Hoje em dia é preciso ser tatu. Avestruz não basta. Já foi tempo em que era suficiente estar com a cabeça na areia, fingir que não via. Hoje é de corpo inteiro, proteção total, buraco fundo. Nunca se sabe de onde vem o perigo.
Hoje em dia somos muito evoluídos, tão evoluídos que não sabemos mais nada: achamos! E achar é mais do que suficiente. Para quê factos? Para quê ciência? Para quê biologia? Somos pós-modernos, existimos numa bolha de pós-verdade onde a verdade é a minha, é a tua e é a de toda a gente.

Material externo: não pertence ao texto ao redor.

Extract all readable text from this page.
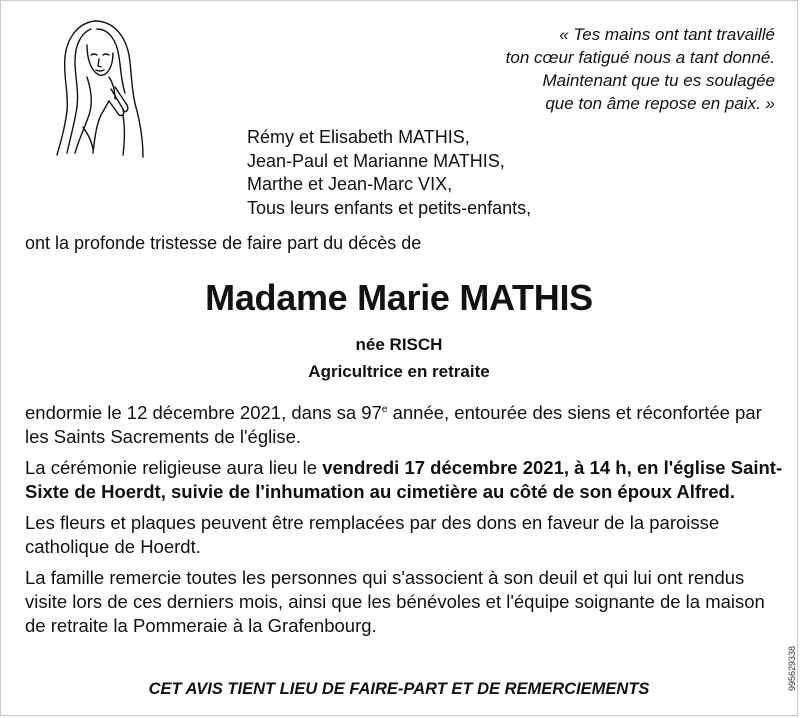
« Tes mains ont tant travaillé
ton cœur fatigué nous a tant donné.
Maintenant que tu es soulagée
que ton âme repose en paix. »
Rémy et Elisabeth MATHIS,
Jean-Paul et Marianne MATHIS,
Marthe et Jean-Marc VIX,
Tous leurs enfants et petits-enfants,
ont la profonde tristesse de faire part du décès de
Madame Marie MATHIS
née RISCH
Agricultrice en retraite

endormie le 12 décembre 2021, dans sa 97e année, entourée des siens et réconfortée par les Saints Sacrements de l'église.

La cérémonie religieuse aura lieu le vendredi 17 décembre 2021, à 14 h, en l'église Saint-Sixte de Hoerdt, suivie de l'inhumation au cimetière au côté de son époux Alfred.

Les fleurs et plaques peuvent être remplacées par des dons en faveur de la paroisse catholique de Hoerdt.

La famille remercie toutes les personnes qui s'associent à son deuil et qui lui ont rendus visite lors de ces derniers mois, ainsi que les bénévoles et l'équipe soignante de la maison de retraite la Pommeraie à la Grafenbourg.

CET AVIS TIENT LIEU DE FAIRE-PART ET DE REMERCIEMENTS	995629338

Na verdade, mentir é discordar.
Não basta olhar para o lado, fingir que concorda, ignorar um ou dois factos. É preciso estar comprometido com a estupidez alheia. «É a verdade dela.» Como dizia um grande sábio tropicalista: “somos uns boçais”. E digo mais, somos prisioneiros da balela absurda de que todas as crenças são igualmente boas e merecem ser respeitadas.

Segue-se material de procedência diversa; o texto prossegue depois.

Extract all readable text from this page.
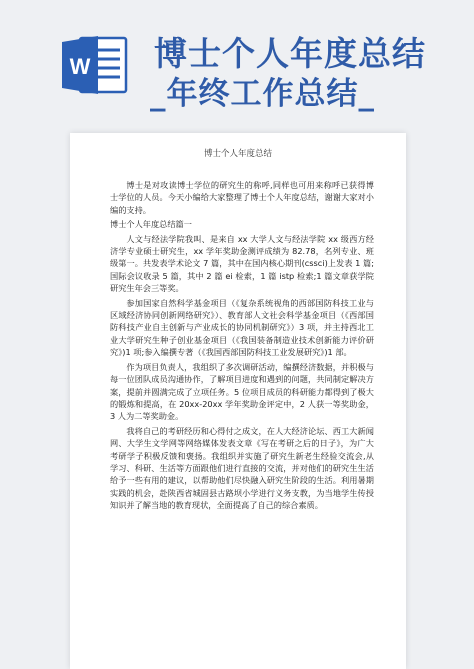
W 博士个人年度总结
_年终工作总结_
博士个人年度总结

博士是对攻读博士学位的研究生的称呼,同样也可用来称呼已获得博士学位的人员。今天小编给大家整理了博士个人年度总结，谢谢大家对小编的支持。

博士个人年度总结篇一

人文与经法学院我叫、是来自 xx 大学人文与经法学院 xx 级西方经济学专业硕士研究生，xx 学年奖助金测评成绩为 82.78，名列专业、班级第一。共发表学术论文 7 篇，其中在国内核心期刊(cssci)上发表 1 篇;国际会议收录 5 篇，其中 2 篇 ei 检索，1 篇 istp 检索;1 篇文章获学院研究生年会三等奖。

参加国家自然科学基金项目（《复杂系统视角的西部国防科技工业与区域经济协同创新网络研究》）、教育部人文社会科学基金项目（《西部国防科技产业自主创新与产业成长的协同机制研究》）3 项，并主持西北工业大学研究生种子创业基金项目（《我国装备制造业技术创新能力评价研究》)1 项;参入编撰专著（《我国西部国防科技工业发展研究》)1 部。

作为项目负责人，我组织了多次调研活动，编撰经济数据，并积极与每一位团队成员沟通协作，了解项目进度和遇到的问题，共同制定解决方案，提前并圆满完成了立项任务。5 位项目成员的科研能力都得到了极大的锻炼和提高，在 20xx-20xx 学年奖助金评定中，2 人获一等奖助金，3 人为二等奖助金。

我将自己的考研经历和心得付之成文，在人大经济论坛、西工大新闻网、大学生文学网等网络媒体发表文章《写在考研之后的日子》，为广大考研学子积极反馈和褒扬。我组织并实施了研究生新老生经验交流会,从学习、科研、生活等方面跟他们进行直接的交流，并对他们的研究生生活给予一些有用的建议，以帮助他们尽快融入研究生阶段的生活。利用暑期实践的机会，赴陕西省城固县古路坝小学进行义务支教，为当地学生传授知识并了解当地的教育现状，全面提高了自己的综合素质。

Somos todos tatus autoaprisionados nas covas que nós próprios cavamos.
Postamos com l3tr@s no f@c3b00k e no 1nt@gr@m para não sermos censurados, cancelados, e achamos normal, ótimo mesmo. É preciso calar os fascistas… os racistas… os homofóbicos… o patriarcado… os negacionistas… os eleitores de extrema-direita… enfim, meter na areia aqueles que não querem ser tatu, que não alinham na narrativa, vestem a camisola ou acreditam na estória.
Só que não há mais verdade. Há a minha verdade, a tua verdade. Tudo é verdade. Num belo dia, uma verdade pode – e irá – tornar-se a mentira do outro.

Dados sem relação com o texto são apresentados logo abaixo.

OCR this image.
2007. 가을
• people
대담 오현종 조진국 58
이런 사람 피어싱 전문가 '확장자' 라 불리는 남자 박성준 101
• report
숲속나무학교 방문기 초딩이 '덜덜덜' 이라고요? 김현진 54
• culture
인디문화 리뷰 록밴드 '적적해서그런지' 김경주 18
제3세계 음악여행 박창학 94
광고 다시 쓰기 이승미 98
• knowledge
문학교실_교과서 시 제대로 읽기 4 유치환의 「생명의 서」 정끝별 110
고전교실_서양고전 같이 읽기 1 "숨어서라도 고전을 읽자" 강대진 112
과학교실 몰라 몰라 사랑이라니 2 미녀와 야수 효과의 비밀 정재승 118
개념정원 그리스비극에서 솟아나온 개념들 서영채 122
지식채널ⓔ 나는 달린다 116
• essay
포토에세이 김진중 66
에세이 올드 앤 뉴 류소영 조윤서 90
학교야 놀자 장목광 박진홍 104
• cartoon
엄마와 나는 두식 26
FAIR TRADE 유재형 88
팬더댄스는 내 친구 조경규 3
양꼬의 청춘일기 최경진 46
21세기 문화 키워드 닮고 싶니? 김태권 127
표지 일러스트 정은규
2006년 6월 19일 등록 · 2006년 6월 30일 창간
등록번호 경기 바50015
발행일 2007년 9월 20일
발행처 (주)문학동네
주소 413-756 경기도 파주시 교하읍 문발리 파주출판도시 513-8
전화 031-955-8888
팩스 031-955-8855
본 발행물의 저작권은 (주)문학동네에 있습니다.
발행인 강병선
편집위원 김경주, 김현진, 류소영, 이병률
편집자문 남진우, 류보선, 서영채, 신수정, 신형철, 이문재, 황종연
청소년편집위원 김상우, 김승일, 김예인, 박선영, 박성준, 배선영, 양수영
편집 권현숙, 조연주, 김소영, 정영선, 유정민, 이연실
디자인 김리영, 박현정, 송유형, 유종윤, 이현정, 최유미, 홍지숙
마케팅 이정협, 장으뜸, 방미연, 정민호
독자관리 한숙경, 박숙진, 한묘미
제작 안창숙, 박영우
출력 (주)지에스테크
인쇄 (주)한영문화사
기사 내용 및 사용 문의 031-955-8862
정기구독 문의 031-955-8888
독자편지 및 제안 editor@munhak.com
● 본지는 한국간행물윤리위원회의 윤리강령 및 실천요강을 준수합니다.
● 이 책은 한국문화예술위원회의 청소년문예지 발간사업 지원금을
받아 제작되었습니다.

Quando esse dia chegar, só mesmo virando tatu, entrando no buraco, porque o cancelamento é certo. Não adiantam factos nem argumentos. É a tua verdade, lembras? E a tua verdade só vale enquanto for a verdade de todos, tão inócua que o padre e a prostituta se sintam bem à vontade em partilha-la. Um desejo de “paz na Terra” que sai da boca da miss.
Como dizia um grande sábio judeu, “ama o teu próximo como a ti mesmo”. E digo mais, ele estava errado! Somos pós-modernos o suficiente para saber que o certo é “ama o teu próximo e anula-te a ti mesmo”. Que maravilha é aderir a uma ideologia e sentir-se acolhido pelos braços amorosos da ignorância!
Retrair-se… calar-se… emparedar-se… ser tatu. Do sonho de voar que um dia nossos pais tiveram, resta-nos apenas o de ser avestruz, de poder colocar apenas cabeça na areia e sentir na pele um pouco da brisa livre que corre pelo fim da tarde.